Неудача российских экономических реформ объясняется эффектом «неправильно застёгнутой первой пуговицы» - когда новые процессы сразу пошли не так, как задумывались. Это «наследие» вылилось в итоге в сегодняшнюю полную рассинхронизацию экономических институтов. Об этом пишет большой коллектив экономистов (Теняков, Хубиев, Эпштейн, Заздравных) в работе «Альтернативы стагнации российской экономики: новый геополитэкономический контекст» (Terra Economicus, №2, 2022).
«Главным оказался эффект «неправильно застёгнутой первой пуговицы»: политическая победа в начале 1990-х годов сторонников радикальной рыночно-капиталистической трансформации привела к реализации не теоретически предусмотренной ими модели.

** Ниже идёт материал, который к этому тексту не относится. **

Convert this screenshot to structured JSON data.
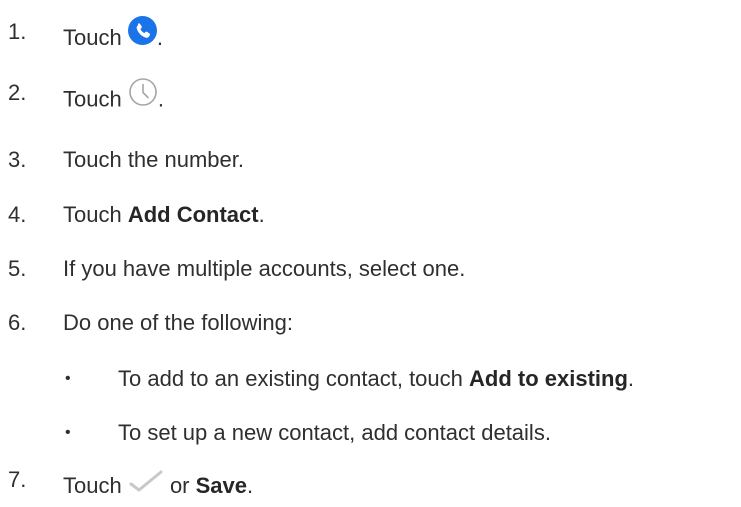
{
  "steps": [
    {
      "num": "1.",
      "text": "Touch ",
      "tail": ".",
      "icon": "phone-app-icon"
    },
    {
      "num": "2.",
      "text": "Touch ",
      "tail": ".",
      "icon": "recents-clock-icon"
    },
    {
      "num": "3.",
      "text": "Touch the number."
    },
    {
      "num": "4.",
      "text": "Touch ",
      "bold": "Add Contact",
      "tail": "."
    },
    {
      "num": "5.",
      "text": "If you have multiple accounts, select one."
    },
    {
      "num": "6.",
      "text": "Do one of the following:"
    },
    {
      "num": "7.",
      "text": "Touch ",
      "middle": " or ",
      "bold": "Save",
      "tail": ".",
      "icon": "checkmark-icon"
    }
  ],
  "substeps": [
    {
      "bullet": "•",
      "text": "To add to an existing contact, touch ",
      "bold": "Add to existing",
      "tail": "."
    },
    {
      "bullet": "•",
      "text": "To set up a new contact, add contact details."
    }
  ],
  "colors": {
    "text": "#2f2f2f",
    "phone_icon_blue": "#1a73e8",
    "clock_gray": "#9e9e9e",
    "check_gray": "#c8c8c8"
  }
}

Так, теоретическая модель предусматривала достаточно быстрое (в течение 1-2 лет) формирование конкурентного рынка с гарантированными правами собственности, защищёнными контрактами, доминированием малого и среднего бизнеса, эффективными частными собственниками, активно инвестирующими в инновации, а также с определённым уровнем социальной защиты граждан. Такая система была призвана обеспечить не просто рост, а интенсивное развитие, позволяющее обеспечить формирование массового (составляющего до 2/3 общества) среднего класса, качество жизни которого могло бы быть соразмерно западноевропейскому уровню.
Однако в приложении к реалиям России такая модель на первом этапе (конец ХХ века) закономерно обернулась распадом старых институтов при низком качестве новых. Это привело к активному развитию отношений формального (государственного) и неформального («бизнес по понятиям») волевого давления на экономику, ускоренной концентрации объектов и прав собственности в руках узкого круга олигархов, а также к скачкообразному (в 3 раза за первые 5 лет) росту социального неравенства. Важной компонентой складывавшейся в то время системы стала слабая (относительно стран «центра») спецификация и защищённость прав собственности. А «генетической основой» этого феномена выступила специфика российской приватизации, результатом которой стало, с одной стороны, доминирование института наделённой собственности, который, как показал в своих работах Richard H. Thaler, неэффективен с точки зрения долгосрочного макроэкономического развития, а с другой – определяющая роль бюрократии.
На втором и третьем этапах (восстановительный рост нулевых годов, кризис и последовавшая за ним стагнация в 2010-х гг.) эта модель, опять же закономерно (в силу перечисленных выше особенностей генезиса постсоветского капитализма), трансформировалась в систему, где, с одной стороны, права собственности, контракты, свобода и жизнь предпринимателей обеспечиваются решениями государственных органов и лиц, ими руководящих; с другой стороны, до последнего времени в России проводилась неолиберальная социальная и денежная политика. Такая система обладает кратковременной устойчивостью, может обеспечивать в условиях благоприятной внешней конъюнктуры экстенсивный рост, а при неблагоприятной – стагнацию. Но в условиях радикального изменения геополитэкономической ситуации эта система не способна обеспечить интенсивное воспроизводство.
Результатом перечисленных выше обстоятельств для экономики России стала так называемая «институциональная ловушка», в которой страна находится уже не первое десятилетие: низкое качество институтов тормозит экономический рост и препятствует переходу на траекторию развития, а стагнация, в свою очередь, воспроизводит низкое качество институтов. Эту ситуацию можно образно охарактеризовать как (используем образ известной русской басни) феномен «лебедя, рака и щуки». В качестве «лебедя» выступают созданные в последние годы, но всё еще слабые, разрозненные и малоэффективные институты развития, как бы нацеленные на прорывное технологическое и социально-экономическое развитие. Их инициативы ограничиваются монетарной политикой, которая имеет противоположную направленность («рак пятится назад»). А крупный бизнес «улавливает» потоки доходов и переправляет их за границу («щука тянет в воду»).